In [4] Camps-Moreno et al. treated (relative) generalized Hamming weights of codes from extended norm-trace curves and they gave examples of resulting good asymmetric quantum error-correcting codes employing information on the relative distances. In the present paper we study ramp secret sharing schemes which are objects that require an analysis of higher relative weights and we show that not only do schemes defined from one-point algebraic geometric codes from extended norm-trace curves have good parameters, they also posses a second layer of security along the lines of [11]. It is left undecided in [4, page 2889] if the ``footprint-like approach'' as employed by Camps-Moreno herein is strictly better for codes related to extended norm-trace codes than the general approach for treating one-point algebraic geometric codes and their likes as presented in [12]. We demonstrate that the method used in [4] to estimate (relative) generalized Hamming weights of codes from extended norm-trace curves can be viewed as a clever application of the enhanced Goppa bound in [12] rather than a competing approach.

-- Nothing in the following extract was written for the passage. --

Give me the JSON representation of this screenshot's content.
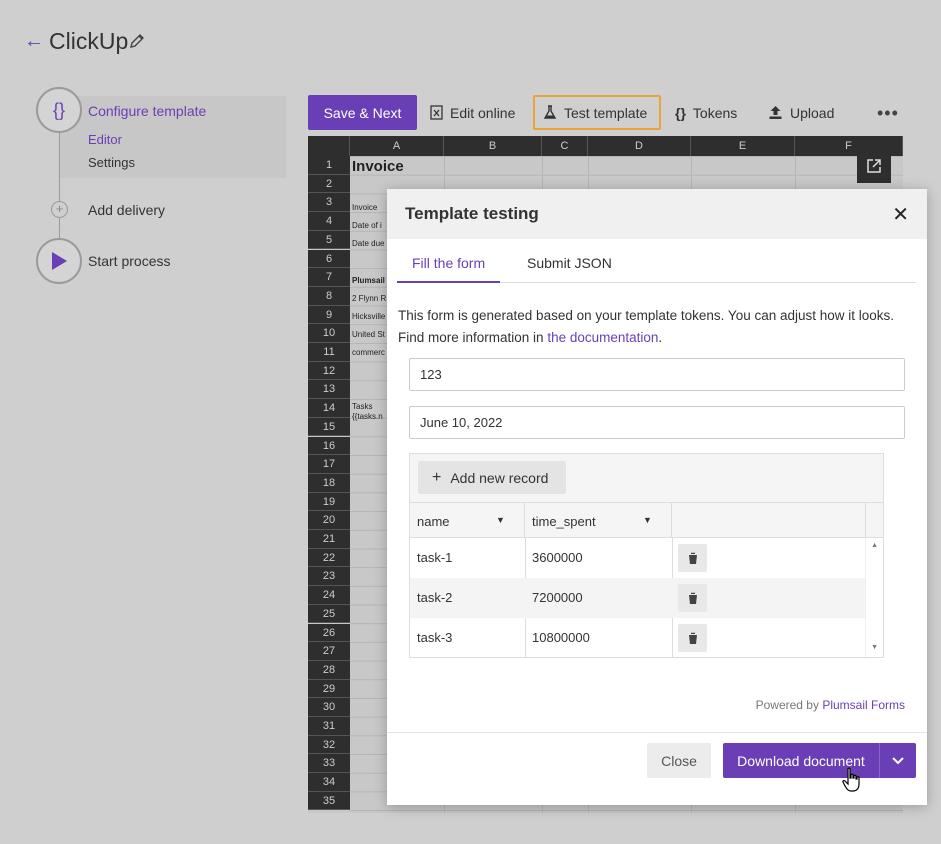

翻译：在[4]中，Camps-Moreno等人处理了来自扩展范数迹曲线的码的（相对）广义汉明重量，并利用相对距离信息给出了由此产生的好非对称量子纠错码的例子。本文研究斜坡秘密共享方案，这类对象需要分析更高阶的相对重量，我们证明，不仅从扩展范数迹曲线的一点点代数几何码定义的方案具有好的参数，它们还拥有沿[11]思路的第二层安全性。[4, 第2889页]未确定Camps-Moreno在此采用的“类足迹方法”是否严格优于[12]中处理一-点代数几何码及其类似码的一般方法。我们证明，[4]中用于估计来自扩展范数迹曲线码的（相对）广义汉明重量的方法，可视为[12]中增强Goppa界的巧妙应用，而非一种竞争性方法。